I hate school uniform.  I want my children to learn at school, and to run about, and have fun.  I want them to get messy, and sticky, and spill their beans down their fronts without fear of trouble.  The very last thing I would put my child in to have a day of learning, fun, mess, and fearless bean eating would be a white/pale blue collared shirt/blouse (which isn't comfortable, and stains easily, and has pesky buttons which slow down getting changed) and nasty polyester trousers/dress.
The big girl. She likes the buttoned cotton
shirts (not the logo polo shirts, and cardis.

All through the winter the kids are expected to play out (when they can) wearing polyester trousers, which are freezing, or skirts and tights which constantly fall down and cause itchy groins in the girls.  The shirts are too cold and the fluffy sweatshirts are too hot.

I am told school uniforms are a good thing because they save parents money, but this is clearly nonsense, because children need normal clothes anyway, so school uniform is just extra stuff you have to buy on top of that.  And boys school shoes are SO INCREDIBLY DULL that you really have to buy them extra shoes just so they're not forced to die of boredom putting on their shoes.

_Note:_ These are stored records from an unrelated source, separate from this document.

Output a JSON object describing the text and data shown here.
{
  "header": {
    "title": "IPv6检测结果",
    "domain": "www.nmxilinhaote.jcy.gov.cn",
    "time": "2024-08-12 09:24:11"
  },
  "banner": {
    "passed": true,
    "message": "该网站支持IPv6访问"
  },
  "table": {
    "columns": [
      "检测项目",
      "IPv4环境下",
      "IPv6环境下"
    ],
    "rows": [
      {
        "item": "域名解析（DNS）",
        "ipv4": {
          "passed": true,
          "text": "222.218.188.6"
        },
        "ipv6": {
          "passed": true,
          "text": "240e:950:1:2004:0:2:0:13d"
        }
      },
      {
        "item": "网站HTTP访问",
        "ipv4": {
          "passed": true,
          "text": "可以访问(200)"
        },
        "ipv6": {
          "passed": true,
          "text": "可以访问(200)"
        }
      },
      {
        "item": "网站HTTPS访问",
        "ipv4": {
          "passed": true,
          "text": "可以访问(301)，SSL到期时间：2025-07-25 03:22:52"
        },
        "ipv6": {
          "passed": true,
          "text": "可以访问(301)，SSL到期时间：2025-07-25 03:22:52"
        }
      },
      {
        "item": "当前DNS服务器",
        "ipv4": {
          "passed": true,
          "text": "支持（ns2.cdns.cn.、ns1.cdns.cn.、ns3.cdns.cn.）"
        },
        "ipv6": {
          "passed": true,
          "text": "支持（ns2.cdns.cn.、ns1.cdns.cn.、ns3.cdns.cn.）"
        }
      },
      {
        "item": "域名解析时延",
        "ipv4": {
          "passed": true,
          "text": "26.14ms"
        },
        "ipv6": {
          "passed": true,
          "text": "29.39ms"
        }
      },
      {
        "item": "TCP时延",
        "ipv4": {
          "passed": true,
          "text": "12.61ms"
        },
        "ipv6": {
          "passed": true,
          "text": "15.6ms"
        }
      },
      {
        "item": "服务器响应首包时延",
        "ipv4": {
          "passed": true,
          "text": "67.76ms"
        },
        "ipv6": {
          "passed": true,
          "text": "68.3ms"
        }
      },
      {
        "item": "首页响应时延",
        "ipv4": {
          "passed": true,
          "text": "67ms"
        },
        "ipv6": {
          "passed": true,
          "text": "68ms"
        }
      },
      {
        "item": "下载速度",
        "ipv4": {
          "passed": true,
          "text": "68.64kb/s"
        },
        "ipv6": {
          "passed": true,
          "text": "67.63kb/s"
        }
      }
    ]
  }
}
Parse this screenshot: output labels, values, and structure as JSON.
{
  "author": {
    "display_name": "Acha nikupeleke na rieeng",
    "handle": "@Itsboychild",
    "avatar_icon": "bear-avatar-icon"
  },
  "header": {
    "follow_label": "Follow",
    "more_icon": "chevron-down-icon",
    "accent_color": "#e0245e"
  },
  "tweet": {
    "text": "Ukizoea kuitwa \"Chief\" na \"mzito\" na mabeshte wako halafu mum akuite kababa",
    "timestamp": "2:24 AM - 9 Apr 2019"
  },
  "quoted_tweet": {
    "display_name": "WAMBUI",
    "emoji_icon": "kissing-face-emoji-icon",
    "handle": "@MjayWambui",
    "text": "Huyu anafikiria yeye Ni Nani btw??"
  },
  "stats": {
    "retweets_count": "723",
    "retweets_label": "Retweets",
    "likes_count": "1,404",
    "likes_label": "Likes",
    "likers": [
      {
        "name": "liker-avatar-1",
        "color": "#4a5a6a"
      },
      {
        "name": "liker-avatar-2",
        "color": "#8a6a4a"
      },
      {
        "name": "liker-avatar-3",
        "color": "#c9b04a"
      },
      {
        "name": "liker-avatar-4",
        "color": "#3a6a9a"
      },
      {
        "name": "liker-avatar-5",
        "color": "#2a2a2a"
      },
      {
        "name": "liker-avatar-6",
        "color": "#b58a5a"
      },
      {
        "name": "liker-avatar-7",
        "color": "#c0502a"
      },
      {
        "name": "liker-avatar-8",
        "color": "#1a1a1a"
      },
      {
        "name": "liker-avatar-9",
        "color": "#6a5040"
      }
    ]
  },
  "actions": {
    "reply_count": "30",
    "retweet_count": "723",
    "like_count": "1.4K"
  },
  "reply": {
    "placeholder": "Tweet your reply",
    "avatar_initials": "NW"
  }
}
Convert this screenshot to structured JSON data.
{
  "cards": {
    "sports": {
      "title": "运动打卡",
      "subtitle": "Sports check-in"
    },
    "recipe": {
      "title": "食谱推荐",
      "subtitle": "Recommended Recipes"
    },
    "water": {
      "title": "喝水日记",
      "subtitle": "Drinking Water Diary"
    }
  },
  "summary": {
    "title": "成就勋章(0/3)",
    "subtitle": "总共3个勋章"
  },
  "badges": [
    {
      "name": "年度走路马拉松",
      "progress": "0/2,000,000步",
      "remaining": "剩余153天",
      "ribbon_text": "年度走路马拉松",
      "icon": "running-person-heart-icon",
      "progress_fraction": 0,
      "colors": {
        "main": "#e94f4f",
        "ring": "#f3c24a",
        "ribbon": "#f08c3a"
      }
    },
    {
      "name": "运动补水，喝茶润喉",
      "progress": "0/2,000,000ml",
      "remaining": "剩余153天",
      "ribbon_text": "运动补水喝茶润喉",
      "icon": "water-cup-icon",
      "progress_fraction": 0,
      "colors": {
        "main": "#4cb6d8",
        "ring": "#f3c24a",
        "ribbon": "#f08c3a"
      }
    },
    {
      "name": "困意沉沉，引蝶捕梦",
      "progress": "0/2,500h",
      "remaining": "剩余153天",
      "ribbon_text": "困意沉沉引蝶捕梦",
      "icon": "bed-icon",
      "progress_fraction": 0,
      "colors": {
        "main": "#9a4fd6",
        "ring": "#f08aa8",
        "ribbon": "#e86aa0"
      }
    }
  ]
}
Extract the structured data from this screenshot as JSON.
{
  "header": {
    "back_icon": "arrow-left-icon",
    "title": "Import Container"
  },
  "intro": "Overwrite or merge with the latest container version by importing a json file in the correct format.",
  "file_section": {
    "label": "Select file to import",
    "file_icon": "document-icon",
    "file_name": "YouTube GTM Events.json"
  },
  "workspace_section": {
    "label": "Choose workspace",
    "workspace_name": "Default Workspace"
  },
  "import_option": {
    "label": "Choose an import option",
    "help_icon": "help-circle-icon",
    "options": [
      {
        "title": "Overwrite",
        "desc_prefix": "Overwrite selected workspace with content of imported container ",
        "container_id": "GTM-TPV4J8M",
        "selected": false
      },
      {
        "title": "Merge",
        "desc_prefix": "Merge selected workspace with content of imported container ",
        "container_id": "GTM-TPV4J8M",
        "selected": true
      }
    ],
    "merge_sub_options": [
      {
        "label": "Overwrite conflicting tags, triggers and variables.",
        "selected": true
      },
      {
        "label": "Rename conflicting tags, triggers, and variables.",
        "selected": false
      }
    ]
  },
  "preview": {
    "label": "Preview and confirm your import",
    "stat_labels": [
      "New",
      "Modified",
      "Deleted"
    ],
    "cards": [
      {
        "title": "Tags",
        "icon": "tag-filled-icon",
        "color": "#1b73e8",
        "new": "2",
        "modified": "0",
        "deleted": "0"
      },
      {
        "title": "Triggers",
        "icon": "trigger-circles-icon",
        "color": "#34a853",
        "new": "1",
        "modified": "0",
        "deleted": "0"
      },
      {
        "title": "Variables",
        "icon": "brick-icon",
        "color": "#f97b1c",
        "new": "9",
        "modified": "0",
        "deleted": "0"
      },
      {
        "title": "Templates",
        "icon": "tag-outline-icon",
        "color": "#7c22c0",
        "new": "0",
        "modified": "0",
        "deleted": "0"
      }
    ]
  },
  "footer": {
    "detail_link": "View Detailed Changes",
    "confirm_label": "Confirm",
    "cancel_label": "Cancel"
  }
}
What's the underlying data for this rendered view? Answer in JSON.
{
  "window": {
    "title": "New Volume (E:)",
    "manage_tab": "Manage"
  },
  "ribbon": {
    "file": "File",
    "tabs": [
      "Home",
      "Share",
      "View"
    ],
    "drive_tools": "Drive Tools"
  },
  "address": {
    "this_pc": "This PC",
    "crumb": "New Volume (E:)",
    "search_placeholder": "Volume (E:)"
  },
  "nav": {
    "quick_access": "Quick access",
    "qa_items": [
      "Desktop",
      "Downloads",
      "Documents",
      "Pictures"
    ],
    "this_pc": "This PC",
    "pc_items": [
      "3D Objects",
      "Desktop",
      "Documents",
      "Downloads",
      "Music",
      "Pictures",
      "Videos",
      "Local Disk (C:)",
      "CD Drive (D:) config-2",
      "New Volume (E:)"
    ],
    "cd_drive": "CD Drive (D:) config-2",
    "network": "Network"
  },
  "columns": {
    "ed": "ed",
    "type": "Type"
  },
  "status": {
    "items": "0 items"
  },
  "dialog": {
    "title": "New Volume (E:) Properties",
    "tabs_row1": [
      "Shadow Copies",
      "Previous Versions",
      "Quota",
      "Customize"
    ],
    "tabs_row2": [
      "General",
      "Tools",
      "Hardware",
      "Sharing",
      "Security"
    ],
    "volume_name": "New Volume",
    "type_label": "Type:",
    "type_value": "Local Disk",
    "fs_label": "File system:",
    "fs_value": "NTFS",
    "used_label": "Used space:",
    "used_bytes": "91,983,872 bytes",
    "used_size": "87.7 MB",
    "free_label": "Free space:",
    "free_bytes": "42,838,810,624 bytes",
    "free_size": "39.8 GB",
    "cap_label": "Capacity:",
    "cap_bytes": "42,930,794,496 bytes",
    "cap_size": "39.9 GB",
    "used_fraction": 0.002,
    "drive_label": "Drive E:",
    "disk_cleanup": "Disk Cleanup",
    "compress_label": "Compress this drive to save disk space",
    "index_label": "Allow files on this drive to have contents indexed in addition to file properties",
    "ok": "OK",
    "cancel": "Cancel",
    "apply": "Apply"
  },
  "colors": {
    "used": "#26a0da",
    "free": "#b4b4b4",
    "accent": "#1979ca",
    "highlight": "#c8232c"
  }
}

I am told that school uniforms are a good thing because they reduce the chance to show social status through your clothes, but that's nonsense.  My children know when someone's uniform is from Next and when it's from Tesco. Status is signified with labels, and the poor kids are easy to spot.  Status is also signified with haircuts, and shoes, and school bags.  Added to that is the fact that different schools have different statuses, and your school uniform shows you are a posh kid/catholic kid/academic kid.
Eton boys showing that school uniform removes
social status markers

I would really like it if kids could just wear their own clothes for school, and gain practice in how they present themselves, and also, perhaps, in accepting our differences.  The Wikipedia page on school uniforms quotes a study by Brunsma and Rockquemore (1998), which found no effect of school uniforms on attendance or behavioural problems, but a negative effect on academic achievement.  I haven't seen the research paper, and I don't know how good it was, if it's still true now, or how strong the effect was, but I generally believe that you don't create strong individuals (which is what we want our children to be, surely?) by making everyone pretend to be the same.  I think that school uniform encourages children's natural tendencies to bash down those whose heads stick up, and it would be so much better if they could learn that difference is what actually makes the world work.
Norwegian schools don't tend to have uniforms,
and they seem to be doing OK

However, I have heard some good arguments for school uniforms:

  • Children wearing school uniform are easily identified as belonging to that school, which is useful if someone is missing, or misbehaving.
  • Enforcement of school uniform policy gives kids something to focus their rebellious efforts on, which is better than what they might do otherwise.
I think those are both pretty great arguments, and I also am rather fond of Scottish school mottoes, so I'd like to keep them on the clothes, and I don't think I'm ever going to convince everyone that we should do away with school uniform altogether, so here's my compromise suggestion:

Some Chinese kids in their school uniform
Still blah, but at least it's practical.
Let's ditch the white/pale blue shirts and the polyester trousers/skirts, and get good, comfy, hard-wearing school clothes which the kids can actually do things in.  I'm thinking something like jogging bottoms, with a T-shirt and a hoodie.  Let's not have different things for boys and girls, because we don't need to.

It might make sense for older school pupils to dress more smartly, I don't know.  I can't imagine myself as a teenager being very impressed with being asked to wear jogging bottoms (I'd probably have looked like a telly-tubby), but then, I wasn't very impressed with wearing school uniform either.  I don't have teenagers (yet), so someone else can work that out for now.

So, what do you think?  Do you like school uniforms?  If you could totally re-invent them, what would they look like?  Did you wear school uniform when you were a kid?